Default Loss: 54789.0


Searching for the threshold with less loss

In [41]:
thresholds = np.arange(0.3, 0.6, 0.005)
losses = []

for thresh in thresholds:
    y_pred = custom_threshold(y_pred_prob, thresh)
    loss = evaluate_custom_loss(y, y_pred)
    losses.append((thresh, loss))

# Find the threshold that gives the minimum loss
best_threshold, min_loss = min(losses, key=lambda x: x[1])

print(f"Best Threshold: {best_threshold}")
print(f"Minimum Loss: {min_loss}")


Best Threshold: 0.5950000000000002
Minimum Loss: 53052.0


Using the best threshold based on investigation

In [42]:
threshold = 0.595

y_pred_default = custom_threshold(y_pred_prob, threshold)
default_loss = evaluate_custom_loss(y, y_pred_default)

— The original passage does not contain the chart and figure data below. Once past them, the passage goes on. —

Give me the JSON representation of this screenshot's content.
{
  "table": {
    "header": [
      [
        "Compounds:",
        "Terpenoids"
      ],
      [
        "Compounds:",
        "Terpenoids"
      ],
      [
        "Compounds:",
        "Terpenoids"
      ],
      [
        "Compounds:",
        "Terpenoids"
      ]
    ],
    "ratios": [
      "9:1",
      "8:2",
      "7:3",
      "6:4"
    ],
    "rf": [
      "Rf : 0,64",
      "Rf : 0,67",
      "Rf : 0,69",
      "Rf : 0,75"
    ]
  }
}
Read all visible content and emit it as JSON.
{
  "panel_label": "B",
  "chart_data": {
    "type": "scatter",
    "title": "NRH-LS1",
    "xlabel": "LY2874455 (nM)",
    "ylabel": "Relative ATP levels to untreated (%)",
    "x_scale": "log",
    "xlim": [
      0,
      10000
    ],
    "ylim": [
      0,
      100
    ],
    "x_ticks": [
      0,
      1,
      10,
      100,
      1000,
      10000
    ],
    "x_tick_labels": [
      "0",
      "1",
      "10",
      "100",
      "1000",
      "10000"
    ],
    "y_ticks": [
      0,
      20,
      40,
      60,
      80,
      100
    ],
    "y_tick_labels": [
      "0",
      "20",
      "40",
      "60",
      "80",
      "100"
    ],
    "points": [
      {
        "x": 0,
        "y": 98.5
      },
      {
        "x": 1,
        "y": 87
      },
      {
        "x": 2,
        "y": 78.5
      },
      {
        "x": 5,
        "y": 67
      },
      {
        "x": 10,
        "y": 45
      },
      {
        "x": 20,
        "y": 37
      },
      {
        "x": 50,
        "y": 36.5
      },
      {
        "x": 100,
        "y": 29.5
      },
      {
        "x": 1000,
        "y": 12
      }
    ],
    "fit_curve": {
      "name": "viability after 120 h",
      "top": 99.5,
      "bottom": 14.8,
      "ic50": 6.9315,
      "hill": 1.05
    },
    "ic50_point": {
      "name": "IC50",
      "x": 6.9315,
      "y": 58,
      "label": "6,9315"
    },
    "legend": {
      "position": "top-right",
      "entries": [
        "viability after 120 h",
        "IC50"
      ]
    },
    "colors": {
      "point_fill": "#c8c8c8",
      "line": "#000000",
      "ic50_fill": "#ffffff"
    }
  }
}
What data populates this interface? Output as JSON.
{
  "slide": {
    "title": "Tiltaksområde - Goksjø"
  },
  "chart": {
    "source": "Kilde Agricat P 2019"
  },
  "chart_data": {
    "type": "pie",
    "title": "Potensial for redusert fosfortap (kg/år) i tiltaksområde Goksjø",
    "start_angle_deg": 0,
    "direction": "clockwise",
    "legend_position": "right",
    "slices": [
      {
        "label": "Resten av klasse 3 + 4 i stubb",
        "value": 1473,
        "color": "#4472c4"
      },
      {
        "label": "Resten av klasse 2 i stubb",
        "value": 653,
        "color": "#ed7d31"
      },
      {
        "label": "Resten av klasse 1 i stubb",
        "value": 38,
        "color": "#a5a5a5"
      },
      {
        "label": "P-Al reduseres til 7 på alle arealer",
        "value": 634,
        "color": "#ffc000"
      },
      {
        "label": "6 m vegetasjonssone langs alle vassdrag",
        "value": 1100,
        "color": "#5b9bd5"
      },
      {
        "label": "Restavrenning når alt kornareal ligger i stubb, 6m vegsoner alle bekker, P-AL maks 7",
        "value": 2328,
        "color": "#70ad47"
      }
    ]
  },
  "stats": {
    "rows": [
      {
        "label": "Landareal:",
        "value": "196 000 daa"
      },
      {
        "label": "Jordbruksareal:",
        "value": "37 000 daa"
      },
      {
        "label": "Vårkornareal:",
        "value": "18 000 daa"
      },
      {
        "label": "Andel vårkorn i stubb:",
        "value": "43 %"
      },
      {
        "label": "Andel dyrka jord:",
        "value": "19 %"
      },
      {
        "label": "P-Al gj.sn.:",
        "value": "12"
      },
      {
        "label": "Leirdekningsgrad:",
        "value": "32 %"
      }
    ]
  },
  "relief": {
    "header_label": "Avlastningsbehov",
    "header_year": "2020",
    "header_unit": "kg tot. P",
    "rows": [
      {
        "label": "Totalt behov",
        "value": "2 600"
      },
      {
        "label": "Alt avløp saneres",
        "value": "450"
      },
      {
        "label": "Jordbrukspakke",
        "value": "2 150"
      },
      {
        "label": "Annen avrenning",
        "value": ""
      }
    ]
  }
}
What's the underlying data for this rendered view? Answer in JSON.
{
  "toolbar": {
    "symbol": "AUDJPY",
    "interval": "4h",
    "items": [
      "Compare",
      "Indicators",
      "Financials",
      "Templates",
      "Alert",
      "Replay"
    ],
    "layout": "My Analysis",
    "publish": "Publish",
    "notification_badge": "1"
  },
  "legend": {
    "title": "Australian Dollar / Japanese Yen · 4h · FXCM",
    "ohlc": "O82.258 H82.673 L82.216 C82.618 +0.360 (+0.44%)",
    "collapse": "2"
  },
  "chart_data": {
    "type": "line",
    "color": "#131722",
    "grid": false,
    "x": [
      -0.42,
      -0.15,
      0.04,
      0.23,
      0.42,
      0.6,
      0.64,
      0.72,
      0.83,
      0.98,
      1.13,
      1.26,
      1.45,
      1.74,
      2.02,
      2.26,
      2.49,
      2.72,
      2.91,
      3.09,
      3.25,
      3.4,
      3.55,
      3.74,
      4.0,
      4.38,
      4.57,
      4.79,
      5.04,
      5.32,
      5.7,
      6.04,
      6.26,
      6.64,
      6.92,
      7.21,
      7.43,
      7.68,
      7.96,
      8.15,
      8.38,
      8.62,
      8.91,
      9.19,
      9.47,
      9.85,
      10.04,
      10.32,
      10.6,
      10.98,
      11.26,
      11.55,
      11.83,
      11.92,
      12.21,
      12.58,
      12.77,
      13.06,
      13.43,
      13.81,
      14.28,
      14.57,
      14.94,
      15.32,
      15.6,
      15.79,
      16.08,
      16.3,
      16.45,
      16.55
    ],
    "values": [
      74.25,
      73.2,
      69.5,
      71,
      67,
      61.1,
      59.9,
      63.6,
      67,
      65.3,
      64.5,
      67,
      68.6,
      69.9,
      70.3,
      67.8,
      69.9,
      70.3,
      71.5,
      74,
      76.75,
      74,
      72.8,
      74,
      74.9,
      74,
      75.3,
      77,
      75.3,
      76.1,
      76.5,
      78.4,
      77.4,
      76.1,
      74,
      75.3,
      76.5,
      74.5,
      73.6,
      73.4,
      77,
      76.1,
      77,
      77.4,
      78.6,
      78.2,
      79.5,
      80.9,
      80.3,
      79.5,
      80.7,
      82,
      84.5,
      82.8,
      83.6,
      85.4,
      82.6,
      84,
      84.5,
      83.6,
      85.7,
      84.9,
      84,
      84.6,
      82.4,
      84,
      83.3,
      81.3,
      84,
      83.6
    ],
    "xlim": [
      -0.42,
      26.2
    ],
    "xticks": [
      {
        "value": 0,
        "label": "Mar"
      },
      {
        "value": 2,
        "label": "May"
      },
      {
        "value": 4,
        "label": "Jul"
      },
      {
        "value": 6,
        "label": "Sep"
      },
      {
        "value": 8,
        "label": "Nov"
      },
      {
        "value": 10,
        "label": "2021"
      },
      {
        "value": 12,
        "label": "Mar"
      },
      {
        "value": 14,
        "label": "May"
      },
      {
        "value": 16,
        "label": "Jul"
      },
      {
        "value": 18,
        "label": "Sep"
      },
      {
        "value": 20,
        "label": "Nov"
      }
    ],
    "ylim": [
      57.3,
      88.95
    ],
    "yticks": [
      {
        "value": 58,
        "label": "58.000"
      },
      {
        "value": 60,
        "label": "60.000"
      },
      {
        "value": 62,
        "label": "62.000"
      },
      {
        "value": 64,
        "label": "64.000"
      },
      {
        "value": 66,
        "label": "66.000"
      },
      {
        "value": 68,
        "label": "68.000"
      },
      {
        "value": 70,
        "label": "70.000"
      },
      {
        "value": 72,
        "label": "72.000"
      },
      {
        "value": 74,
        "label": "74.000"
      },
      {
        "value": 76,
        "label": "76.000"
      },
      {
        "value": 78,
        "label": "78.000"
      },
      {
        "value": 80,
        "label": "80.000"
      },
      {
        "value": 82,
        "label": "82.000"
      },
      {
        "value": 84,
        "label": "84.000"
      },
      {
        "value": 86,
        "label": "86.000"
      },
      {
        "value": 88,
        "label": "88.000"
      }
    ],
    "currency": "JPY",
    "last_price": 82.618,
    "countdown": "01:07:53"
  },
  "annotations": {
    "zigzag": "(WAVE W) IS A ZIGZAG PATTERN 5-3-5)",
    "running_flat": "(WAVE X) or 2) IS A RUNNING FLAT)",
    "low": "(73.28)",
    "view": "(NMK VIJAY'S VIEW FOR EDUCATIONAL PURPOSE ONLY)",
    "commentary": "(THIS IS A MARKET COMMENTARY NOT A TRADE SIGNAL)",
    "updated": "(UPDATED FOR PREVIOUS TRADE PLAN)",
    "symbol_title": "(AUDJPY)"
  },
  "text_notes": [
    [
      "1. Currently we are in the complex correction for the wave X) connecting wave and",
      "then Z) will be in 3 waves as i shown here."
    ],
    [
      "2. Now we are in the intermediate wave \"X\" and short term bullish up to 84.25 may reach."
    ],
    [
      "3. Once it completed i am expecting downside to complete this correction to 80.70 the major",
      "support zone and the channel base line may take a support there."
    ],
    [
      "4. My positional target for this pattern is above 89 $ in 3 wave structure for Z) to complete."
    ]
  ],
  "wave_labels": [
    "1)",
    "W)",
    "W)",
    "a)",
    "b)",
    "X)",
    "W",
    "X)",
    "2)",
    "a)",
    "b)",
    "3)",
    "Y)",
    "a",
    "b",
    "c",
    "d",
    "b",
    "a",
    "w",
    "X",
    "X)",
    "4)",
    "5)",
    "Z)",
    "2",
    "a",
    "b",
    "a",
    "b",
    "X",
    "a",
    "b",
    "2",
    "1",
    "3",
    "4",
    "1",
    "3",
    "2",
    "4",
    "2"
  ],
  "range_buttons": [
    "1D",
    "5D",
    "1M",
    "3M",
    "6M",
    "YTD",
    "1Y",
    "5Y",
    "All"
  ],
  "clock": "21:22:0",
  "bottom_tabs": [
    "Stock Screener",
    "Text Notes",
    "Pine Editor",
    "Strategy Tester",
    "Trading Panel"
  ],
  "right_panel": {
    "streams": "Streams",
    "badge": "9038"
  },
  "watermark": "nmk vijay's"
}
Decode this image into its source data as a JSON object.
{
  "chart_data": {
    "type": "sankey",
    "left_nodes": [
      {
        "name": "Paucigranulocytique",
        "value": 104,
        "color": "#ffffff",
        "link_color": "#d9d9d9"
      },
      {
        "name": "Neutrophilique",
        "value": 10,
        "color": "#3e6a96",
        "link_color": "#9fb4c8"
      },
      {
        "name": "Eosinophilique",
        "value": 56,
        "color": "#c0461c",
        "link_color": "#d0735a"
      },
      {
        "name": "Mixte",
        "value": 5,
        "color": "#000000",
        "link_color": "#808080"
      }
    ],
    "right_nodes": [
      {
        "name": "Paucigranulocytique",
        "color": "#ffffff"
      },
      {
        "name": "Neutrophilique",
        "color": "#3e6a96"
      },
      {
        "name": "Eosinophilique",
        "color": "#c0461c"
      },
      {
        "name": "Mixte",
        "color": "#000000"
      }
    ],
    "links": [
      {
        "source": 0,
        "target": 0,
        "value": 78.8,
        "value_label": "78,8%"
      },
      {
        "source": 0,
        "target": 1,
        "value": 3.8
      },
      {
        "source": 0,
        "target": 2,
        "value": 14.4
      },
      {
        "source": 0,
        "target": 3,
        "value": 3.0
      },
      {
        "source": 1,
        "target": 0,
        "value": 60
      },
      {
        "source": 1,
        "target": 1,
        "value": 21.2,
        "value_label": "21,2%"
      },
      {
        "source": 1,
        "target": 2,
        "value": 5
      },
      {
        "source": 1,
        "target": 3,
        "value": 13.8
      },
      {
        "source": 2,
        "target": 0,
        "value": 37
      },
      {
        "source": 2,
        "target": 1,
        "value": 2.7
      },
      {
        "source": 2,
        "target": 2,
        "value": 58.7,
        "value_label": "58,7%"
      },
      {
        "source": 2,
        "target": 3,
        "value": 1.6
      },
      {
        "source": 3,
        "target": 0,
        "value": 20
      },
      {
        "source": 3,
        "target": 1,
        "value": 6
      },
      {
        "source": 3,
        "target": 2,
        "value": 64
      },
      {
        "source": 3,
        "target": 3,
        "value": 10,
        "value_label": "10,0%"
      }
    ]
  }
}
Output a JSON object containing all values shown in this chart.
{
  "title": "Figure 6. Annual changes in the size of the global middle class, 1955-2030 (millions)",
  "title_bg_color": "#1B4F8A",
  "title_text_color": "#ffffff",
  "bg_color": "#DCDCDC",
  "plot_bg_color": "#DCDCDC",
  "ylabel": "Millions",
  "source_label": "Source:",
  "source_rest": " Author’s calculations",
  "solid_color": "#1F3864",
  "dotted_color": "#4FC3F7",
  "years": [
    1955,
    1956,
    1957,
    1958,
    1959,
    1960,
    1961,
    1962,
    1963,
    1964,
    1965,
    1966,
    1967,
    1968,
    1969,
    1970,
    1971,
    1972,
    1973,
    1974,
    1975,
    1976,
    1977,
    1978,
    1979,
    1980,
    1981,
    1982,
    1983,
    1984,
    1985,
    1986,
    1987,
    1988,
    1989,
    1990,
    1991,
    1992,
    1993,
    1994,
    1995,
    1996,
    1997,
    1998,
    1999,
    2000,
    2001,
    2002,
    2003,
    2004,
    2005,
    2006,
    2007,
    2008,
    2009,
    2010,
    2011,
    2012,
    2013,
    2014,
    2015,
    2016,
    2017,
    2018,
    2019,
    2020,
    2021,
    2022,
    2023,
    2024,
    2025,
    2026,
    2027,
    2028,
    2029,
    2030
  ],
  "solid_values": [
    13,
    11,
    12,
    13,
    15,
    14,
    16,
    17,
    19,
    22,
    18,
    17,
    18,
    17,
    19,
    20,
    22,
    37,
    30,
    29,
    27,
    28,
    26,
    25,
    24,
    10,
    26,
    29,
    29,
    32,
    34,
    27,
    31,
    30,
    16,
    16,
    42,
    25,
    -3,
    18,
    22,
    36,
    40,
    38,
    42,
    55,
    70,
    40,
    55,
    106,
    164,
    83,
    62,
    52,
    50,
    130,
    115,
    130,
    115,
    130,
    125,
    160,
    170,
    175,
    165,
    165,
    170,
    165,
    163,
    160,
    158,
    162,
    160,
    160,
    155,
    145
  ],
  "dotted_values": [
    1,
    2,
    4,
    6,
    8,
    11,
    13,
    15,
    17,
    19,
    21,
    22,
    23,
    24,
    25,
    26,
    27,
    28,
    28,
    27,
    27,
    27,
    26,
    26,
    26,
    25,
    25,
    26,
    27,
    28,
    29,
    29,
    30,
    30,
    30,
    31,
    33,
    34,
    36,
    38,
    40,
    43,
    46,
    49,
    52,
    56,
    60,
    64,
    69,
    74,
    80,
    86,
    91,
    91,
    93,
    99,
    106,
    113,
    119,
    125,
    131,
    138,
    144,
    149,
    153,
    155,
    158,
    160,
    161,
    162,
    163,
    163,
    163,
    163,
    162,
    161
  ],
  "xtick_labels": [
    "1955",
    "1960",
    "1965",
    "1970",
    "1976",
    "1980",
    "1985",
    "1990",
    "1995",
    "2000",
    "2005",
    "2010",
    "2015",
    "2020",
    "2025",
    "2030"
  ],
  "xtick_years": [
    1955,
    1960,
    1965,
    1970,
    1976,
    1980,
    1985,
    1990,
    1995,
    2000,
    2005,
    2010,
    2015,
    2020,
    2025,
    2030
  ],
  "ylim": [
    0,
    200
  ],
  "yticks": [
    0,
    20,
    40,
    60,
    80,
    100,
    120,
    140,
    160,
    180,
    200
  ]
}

print(f"Default Loss: {default_loss}")

Default Loss: 53052.0


## Part 3. Building linear regression model

The business also wants you to do a PoC to see if they can predict `loan_amnt` based on the following features: `emp_length`,`home_ownership`, `annual_inc`.

In [47]:
# Standardizing the 'emp_length' column (to have numeric format)
df_cleaned.loc[:, 'emp_length_clean'] = df_cleaned['emp_length'].replace({
    '10+ years': '10',
    '< 1 year': '0'
}).str.rstrip(' years').astype('float')

# Filtering rows where 'emp_length_clean' is not NaN
df_cleaned_2 = df_cleaned[df_cleaned['emp_length_clean'].notna()]

In [49]:
# Encoding the 'home_ownership' column (to have numeric format)
df_cleaned_2.loc[:, 'home_wonership_encoded'] = le.fit_transform(df_cleaned_2['home_ownership'])

In [50]:
features = ['emp_length_clean', 'annual_inc', 'home_wonership_encoded']
X = df_cleaned_2[features]
y = df_cleaned_2['loan_amnt']

X_train, X_test, y_train, y_test = train_test_split(X, y, test_size=0.3, random_state=42)

linear_model = LinearRegression()
linear_model.fit(X_train, y_train)

y_pred = linear_model.predict(X_test)

Model evaluation

In [51]:
mse = mean_squared_error(y_test, y_pred)
r2 = r2_score(y_test, y_pred)

print(f'Mean Squared Error: {mse}')
print(f'R^2 Score: {r2}')

Mean Squared Error: 88149943.64932868
R^2 Score: 0.02504042640747528


### Summary
MSE of 88,149,943.65: the model has large prediction errors, meaning its predictions for 'loan_amnt' are significantly off from the actual values.

R² of 0.025: the model explains only 2.5% of the variance in loan_amnt, indicating that it is not capturing meaningful relationships between the features and the target variable.

**Next Steps to Improve the Model:**
1. Add More Features: the current features (emp_length, home_ownership, annual_inc) might not be enough to predict loan amounts accurately
2. Feature Engineering: need to explore transforming or combining features to create more meaningful inputs for the model
3. Examine the Data: need to check for any issues with outliers, missing values, or skewed distributions that might be affecting the model’s performance.